If you’re old enough to drive, are you old enough to vote? You soon will be if you live in Takoma Park, Md. The famously progressive suburb of Washington has just extended voting rights in municipal elections to 16- and 17-year-olds. Takoma Park was the first city in the country to take such a step, but its action is part of a larger trend toward letting people vote earlier. “We’re not the first community to talk about the idea and I doubt we’ll be the last to adopt it,” says city council member Tim Male, a cosponsor of the measure, which passed on Monday.

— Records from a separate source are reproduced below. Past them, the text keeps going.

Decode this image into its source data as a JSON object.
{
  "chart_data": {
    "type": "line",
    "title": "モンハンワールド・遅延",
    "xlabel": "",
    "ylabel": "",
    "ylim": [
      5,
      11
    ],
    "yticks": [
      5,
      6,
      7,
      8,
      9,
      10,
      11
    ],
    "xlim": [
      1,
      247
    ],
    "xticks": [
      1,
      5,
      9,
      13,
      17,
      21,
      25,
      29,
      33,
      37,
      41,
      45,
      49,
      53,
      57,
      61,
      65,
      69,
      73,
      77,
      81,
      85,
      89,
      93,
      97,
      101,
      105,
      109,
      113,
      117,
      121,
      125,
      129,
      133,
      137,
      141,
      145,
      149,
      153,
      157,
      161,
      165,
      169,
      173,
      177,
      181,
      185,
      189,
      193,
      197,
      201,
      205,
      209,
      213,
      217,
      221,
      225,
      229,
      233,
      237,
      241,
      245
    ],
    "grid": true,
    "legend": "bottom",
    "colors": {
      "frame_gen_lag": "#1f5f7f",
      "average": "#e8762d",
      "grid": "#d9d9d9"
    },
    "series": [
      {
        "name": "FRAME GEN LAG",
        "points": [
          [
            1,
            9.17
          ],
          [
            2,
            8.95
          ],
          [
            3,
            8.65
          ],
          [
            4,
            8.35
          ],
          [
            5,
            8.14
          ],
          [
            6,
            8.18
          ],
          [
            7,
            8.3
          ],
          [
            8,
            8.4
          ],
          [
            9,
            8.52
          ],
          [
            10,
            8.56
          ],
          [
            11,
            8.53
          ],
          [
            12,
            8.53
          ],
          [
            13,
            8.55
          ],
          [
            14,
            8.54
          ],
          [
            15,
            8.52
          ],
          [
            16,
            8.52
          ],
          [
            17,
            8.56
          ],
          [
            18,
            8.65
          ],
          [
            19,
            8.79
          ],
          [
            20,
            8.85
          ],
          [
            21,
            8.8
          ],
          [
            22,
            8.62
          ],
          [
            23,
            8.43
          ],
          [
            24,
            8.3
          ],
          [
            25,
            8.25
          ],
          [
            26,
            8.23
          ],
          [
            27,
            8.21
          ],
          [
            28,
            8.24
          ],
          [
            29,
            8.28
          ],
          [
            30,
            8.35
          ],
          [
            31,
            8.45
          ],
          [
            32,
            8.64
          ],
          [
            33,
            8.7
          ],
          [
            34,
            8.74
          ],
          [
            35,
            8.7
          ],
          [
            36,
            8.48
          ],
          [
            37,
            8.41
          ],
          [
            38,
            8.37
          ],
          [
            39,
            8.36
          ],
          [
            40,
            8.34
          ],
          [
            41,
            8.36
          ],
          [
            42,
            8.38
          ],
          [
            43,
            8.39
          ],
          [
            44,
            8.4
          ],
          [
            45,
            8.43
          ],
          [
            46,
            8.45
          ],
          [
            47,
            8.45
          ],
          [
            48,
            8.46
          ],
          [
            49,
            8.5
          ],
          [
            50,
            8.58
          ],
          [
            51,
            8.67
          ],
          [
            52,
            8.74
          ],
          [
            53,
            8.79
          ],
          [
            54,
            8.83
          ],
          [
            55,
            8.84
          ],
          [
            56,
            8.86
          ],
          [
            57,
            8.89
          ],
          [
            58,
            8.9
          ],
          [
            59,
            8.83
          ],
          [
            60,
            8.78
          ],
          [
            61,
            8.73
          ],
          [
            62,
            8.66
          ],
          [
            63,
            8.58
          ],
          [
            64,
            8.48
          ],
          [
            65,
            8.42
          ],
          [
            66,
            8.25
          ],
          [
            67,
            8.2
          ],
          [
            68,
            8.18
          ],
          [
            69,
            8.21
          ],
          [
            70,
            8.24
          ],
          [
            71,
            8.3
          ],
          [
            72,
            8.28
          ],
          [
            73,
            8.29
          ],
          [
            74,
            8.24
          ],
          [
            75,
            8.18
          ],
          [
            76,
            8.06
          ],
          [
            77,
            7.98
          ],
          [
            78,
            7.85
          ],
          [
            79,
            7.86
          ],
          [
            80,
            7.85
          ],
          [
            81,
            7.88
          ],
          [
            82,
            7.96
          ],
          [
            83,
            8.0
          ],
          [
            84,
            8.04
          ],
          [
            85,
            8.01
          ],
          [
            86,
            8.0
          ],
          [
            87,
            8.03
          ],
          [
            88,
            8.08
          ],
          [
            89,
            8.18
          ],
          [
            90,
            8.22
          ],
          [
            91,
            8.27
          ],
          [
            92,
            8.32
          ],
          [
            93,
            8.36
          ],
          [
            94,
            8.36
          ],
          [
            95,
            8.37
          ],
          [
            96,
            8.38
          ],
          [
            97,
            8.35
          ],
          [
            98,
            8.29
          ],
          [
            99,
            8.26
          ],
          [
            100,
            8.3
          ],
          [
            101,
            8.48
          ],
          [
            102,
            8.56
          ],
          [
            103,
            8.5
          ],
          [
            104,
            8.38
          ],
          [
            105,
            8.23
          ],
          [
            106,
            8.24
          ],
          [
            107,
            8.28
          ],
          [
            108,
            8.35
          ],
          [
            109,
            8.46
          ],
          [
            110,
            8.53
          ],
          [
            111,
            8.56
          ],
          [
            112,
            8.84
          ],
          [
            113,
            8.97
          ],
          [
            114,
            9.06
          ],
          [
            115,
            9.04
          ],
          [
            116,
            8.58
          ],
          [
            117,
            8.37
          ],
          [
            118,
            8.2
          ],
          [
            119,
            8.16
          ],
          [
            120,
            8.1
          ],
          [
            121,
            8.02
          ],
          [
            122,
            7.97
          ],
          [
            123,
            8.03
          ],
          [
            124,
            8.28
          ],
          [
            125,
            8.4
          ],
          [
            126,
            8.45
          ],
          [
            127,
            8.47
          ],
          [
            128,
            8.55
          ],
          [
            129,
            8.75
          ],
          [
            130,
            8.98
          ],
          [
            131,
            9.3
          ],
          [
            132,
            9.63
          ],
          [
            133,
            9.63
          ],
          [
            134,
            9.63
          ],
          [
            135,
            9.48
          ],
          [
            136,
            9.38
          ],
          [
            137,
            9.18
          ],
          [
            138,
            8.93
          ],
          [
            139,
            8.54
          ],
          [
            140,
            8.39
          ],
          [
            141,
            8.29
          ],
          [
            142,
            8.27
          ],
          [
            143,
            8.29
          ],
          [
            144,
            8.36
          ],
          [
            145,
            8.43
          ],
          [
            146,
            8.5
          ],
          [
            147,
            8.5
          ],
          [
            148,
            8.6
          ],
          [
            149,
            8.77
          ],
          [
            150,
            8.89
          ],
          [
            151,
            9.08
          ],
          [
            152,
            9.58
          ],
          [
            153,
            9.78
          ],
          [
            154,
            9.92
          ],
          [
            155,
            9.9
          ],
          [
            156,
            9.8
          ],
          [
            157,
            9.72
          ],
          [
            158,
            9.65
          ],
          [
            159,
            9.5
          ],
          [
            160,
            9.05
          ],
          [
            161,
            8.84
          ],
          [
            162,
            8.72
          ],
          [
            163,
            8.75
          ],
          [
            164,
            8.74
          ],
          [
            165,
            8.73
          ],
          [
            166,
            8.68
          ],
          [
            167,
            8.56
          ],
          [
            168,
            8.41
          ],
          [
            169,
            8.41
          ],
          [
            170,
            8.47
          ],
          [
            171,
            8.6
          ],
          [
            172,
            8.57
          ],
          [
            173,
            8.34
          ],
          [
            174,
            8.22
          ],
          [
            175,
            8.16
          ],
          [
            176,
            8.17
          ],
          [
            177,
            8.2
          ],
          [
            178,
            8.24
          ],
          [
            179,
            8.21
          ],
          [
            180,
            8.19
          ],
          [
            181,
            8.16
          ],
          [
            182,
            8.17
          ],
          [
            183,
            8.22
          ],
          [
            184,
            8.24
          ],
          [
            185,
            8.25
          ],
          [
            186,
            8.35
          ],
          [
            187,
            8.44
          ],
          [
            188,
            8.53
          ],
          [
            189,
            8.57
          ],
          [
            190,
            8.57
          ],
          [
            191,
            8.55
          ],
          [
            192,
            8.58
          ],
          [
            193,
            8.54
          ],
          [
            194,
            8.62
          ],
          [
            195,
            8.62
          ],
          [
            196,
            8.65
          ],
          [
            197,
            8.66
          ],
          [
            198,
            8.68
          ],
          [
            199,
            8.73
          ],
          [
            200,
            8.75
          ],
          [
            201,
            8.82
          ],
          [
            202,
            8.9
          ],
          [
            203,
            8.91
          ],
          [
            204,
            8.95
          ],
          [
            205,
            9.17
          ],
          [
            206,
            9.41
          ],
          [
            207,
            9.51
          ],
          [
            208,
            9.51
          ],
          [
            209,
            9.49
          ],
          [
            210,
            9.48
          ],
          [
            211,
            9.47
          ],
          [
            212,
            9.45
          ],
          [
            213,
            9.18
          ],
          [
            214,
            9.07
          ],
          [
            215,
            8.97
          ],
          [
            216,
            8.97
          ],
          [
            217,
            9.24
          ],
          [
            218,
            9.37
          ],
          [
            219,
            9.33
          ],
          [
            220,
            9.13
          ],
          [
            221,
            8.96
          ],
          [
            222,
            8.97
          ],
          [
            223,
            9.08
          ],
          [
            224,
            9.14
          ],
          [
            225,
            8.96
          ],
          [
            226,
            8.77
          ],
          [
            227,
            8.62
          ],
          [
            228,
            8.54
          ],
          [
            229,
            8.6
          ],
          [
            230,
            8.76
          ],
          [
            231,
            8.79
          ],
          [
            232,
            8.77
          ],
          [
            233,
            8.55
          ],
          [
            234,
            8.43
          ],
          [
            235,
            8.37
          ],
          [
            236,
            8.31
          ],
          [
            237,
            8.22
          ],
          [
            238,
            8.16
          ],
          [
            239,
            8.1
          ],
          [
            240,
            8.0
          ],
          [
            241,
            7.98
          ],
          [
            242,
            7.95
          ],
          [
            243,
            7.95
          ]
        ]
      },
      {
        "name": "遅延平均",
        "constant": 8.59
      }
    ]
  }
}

The Massachusetts Senate on Wednesday held a hearing on the question of allowing municipalities to extend the franchise to citizens younger than 18, as the Lowell city council has twice attempted to do.
“Our elected officials represent those who can vote,” says Alex Koroknay-Palicz, a former executive director of the National Youth Rights Association (NYRA) and a recent transplant to Takoma Park. “Those under the voting age have a lot at stake in this country, but have never been represented.”
A dozen states allow 17-year-olds to vote in primaries, as long as they will turn 18 in time for the general election. An additional 14 states allow citizens to register to vote prior to turning 18.
The voting age itself has been lowered to 16 in a number of countries, most recently Argentina last fall. Northern Ireland and Scotland have been debating the question as well.